The court's appropriate role in protecting children is of paramount important. Simply put, unemancipated children must be able to rely on their parents or legal guardians. If this relationship breaks down, the child must receive protection from the state and the criminal justice system. If the courts were to dismiss cases involving a mother continually striking her child with a belt, confidence in the criminal justice system would be severely detrimentally impacted. Accordingly, consideration of this factor requires permitting the continued prosecution of the charged offenses.

Where the court deems it appropriate, the attitude of the complainant or victim with respect to the motion

The complainant in this case is a seven year old child. She has sworn under penalties of perjury as to the underlying facts in the criminal complaint. The complaint is corroborated by photographic evidence of the defendant's conduct. There is no reason to believe that the complaining witness will not testify. Equally important, inasmuch as the complaining witness is only seven years old, and is in the custody of ACS, nothing in the pleadings suggest that ACS believes that the criminal complaint should be dismissed in the interest of justice. Accordingly, consideration of this factor does not favor dismissal.

Any other relevant fact indicating that a judgment of conviction would serve no useful purpose.

The defendant argues that the defendant faces potential immigration consequences such as either deportation or a separation from her daughter as a result of a conviction in this case. Potential immigration consequences to a defendant is not an appropriate reason to dismiss. See People v Reyes, 174 AD2d 87, 89 (1st Dept., 1992).

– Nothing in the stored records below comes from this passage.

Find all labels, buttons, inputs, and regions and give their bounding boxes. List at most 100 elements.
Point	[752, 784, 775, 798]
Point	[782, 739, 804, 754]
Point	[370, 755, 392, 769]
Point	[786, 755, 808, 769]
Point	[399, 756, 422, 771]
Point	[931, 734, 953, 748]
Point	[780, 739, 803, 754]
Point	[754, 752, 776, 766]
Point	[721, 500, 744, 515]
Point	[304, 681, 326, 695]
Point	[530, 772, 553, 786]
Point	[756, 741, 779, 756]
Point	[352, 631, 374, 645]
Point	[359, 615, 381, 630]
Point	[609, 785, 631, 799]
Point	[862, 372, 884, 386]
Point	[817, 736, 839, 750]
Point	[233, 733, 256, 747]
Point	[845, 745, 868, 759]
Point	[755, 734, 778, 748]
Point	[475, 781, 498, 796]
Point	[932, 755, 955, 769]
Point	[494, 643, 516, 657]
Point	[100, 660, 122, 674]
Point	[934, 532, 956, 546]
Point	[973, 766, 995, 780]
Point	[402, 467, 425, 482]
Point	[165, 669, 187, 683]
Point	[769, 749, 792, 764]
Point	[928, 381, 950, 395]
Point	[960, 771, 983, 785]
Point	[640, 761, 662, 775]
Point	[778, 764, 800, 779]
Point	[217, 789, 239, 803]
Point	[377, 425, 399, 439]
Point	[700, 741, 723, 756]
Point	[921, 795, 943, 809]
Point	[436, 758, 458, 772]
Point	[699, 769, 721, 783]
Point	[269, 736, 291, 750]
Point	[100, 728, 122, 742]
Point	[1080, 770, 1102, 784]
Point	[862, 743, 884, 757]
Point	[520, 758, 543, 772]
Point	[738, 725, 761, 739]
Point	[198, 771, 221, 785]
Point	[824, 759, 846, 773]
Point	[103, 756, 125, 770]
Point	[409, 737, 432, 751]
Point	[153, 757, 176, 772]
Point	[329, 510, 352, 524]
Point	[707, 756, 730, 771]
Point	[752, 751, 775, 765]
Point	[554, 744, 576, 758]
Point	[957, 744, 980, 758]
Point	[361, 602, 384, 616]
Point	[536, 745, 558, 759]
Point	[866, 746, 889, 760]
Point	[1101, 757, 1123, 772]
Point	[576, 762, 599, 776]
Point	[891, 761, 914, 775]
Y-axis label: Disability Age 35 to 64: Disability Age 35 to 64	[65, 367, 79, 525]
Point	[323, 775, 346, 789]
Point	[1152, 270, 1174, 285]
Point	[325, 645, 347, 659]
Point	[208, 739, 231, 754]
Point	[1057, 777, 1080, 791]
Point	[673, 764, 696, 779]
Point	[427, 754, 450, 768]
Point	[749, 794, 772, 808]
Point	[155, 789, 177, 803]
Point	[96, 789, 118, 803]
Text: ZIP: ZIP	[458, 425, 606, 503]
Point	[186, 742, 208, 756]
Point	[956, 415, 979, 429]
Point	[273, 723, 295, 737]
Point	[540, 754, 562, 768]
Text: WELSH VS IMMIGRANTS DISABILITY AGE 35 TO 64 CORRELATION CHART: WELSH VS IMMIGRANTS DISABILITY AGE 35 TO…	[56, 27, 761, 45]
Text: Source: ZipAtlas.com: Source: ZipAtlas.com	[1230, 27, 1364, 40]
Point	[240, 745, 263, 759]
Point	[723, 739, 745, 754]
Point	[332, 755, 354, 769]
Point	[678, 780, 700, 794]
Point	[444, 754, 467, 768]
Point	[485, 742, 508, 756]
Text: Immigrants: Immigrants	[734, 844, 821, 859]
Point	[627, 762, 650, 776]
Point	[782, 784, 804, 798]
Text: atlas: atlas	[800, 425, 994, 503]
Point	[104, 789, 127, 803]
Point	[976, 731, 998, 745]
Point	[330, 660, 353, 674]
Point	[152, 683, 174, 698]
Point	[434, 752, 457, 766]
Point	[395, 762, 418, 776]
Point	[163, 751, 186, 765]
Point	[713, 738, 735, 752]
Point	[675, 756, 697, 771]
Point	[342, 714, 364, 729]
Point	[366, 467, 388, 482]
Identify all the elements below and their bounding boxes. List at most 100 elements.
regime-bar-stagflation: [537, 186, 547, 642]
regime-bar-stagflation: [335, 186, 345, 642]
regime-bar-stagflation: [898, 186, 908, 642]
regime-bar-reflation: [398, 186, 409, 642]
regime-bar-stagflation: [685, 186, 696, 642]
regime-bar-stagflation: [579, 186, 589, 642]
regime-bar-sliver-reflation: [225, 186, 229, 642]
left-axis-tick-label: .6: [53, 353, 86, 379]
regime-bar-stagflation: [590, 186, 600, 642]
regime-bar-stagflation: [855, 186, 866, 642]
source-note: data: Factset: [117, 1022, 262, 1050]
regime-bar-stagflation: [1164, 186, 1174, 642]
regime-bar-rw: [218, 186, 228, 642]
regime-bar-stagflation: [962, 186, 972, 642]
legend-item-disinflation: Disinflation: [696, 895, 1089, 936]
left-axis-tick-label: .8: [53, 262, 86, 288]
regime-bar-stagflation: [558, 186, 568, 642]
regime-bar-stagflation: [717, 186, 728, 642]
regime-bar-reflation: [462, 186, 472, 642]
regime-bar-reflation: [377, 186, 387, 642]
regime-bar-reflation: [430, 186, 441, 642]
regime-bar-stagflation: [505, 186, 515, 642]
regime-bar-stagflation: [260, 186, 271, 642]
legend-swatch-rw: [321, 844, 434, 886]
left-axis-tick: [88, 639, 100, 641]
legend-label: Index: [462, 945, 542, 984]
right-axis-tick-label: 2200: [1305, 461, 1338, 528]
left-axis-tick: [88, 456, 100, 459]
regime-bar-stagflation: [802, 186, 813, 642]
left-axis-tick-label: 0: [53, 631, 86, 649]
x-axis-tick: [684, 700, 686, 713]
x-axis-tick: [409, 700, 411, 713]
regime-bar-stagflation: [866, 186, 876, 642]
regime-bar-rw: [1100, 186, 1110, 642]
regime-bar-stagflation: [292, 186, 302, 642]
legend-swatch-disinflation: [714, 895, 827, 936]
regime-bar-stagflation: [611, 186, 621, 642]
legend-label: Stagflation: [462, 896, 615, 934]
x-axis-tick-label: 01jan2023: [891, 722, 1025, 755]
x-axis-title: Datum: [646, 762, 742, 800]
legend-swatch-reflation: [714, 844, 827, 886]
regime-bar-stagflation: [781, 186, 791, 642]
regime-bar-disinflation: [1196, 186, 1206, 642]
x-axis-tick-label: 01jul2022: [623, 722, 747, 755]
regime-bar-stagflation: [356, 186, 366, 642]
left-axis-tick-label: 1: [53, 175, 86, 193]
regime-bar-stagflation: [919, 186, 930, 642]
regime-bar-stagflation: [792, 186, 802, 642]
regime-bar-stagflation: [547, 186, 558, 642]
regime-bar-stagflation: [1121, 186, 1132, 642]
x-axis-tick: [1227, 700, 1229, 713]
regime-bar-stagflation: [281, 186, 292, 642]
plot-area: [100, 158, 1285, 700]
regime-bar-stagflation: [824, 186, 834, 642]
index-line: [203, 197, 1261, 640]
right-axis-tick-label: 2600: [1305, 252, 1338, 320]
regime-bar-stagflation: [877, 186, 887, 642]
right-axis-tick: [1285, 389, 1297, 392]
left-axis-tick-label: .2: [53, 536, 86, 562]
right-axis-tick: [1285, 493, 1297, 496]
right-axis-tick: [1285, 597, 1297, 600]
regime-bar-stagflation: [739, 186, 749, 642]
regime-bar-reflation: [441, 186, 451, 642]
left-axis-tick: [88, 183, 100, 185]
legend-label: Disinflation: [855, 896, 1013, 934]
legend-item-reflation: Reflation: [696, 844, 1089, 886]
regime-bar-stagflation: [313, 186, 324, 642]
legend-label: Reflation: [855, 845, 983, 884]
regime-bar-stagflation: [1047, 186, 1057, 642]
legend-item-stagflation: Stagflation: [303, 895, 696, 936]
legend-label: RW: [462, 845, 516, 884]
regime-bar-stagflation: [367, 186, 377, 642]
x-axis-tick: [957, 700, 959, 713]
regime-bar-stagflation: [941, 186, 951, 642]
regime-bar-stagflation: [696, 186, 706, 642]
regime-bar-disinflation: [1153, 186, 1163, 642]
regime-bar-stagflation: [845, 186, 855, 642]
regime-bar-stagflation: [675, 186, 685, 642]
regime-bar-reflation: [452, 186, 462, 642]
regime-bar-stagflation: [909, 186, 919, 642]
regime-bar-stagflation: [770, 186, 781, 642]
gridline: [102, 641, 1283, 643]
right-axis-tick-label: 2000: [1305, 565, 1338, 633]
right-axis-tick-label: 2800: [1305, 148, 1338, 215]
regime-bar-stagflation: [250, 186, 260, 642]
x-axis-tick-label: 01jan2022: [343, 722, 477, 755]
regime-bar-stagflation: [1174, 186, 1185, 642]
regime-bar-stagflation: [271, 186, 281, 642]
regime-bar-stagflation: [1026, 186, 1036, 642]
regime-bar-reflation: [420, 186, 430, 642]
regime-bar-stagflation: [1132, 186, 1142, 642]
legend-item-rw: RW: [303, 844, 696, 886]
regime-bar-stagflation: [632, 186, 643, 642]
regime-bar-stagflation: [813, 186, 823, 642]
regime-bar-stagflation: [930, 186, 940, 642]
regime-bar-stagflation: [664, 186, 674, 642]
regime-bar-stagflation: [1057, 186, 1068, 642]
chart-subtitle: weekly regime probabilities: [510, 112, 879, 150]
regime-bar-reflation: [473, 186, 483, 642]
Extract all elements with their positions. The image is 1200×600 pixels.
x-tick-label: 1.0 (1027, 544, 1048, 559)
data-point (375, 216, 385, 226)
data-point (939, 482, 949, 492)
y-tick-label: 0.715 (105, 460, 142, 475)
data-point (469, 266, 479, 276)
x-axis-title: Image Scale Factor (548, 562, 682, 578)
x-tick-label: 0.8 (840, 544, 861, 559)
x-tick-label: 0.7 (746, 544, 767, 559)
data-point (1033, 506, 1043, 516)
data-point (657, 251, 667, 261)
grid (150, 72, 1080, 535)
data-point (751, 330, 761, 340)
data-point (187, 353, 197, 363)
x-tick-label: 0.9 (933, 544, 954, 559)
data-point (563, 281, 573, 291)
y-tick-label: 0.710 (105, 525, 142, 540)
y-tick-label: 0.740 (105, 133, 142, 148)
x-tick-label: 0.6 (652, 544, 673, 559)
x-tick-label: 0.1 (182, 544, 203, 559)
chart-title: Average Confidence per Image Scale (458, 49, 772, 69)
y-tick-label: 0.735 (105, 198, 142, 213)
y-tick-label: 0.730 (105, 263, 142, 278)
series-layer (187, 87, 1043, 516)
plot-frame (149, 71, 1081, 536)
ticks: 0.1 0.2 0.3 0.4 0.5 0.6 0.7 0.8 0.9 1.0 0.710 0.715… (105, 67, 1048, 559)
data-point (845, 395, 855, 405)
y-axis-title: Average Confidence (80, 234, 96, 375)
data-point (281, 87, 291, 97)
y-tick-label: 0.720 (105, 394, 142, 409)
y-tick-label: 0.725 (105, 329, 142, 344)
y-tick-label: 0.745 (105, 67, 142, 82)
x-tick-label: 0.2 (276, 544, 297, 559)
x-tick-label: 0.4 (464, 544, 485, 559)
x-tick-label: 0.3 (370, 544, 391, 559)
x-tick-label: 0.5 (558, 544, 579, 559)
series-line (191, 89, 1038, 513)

Having considered the factors set forth in CPL § 170.40, both collectively and individually, this court finds the circumstances involved in this case do not involve the unusual circumstances which cry out for dismissal in the interest of justice.



Accordingly, the defendant's motion is denied both because it is untimely under CPL § 255.20 and also because the court determines that dismissal in the interest of justice pursuant to CPL § 170.40 is highly inappropriate.

The foregoing constitutes the opinion, decision and order of the court.

Dated: July 10, 2015_____________________________

Brooklyn, New YorkAndrew Borrok



J.C.C. Footnotes

Footnote 1:"The Legislature's purpose in enacting CPL 250.20 was to regulate pretrial proceedings by requiring a single omnibus motion to be made promptly after arraignment and thus to avoid the proliferation experienced under prior procedure in which a defendant could bombard the courts and Judges with dilatory tactics continuing right up to the eve of trial (see 1972 Report of NY Judicial Conference Advisory Committee on the CPL, 1973 McKinney's Session Laws of NY, pp 2076-2077)." People v Lawrence, 64 NY2d 200, 203 (1984).

Footnote 2:CPL § 170.30(2) provides an exception from this 45 day requirement for motions to dismiss on the grounds that the defendant has been denied the right to a speedy trial (i.e., CPL §30.30 motions brought pursuant to CPL 170.30(1)(e)). However, no such exception exists for CPL § 170.40 motions to dismiss in the interest of justice brought pursuant to CPL § 170.30(1)(g).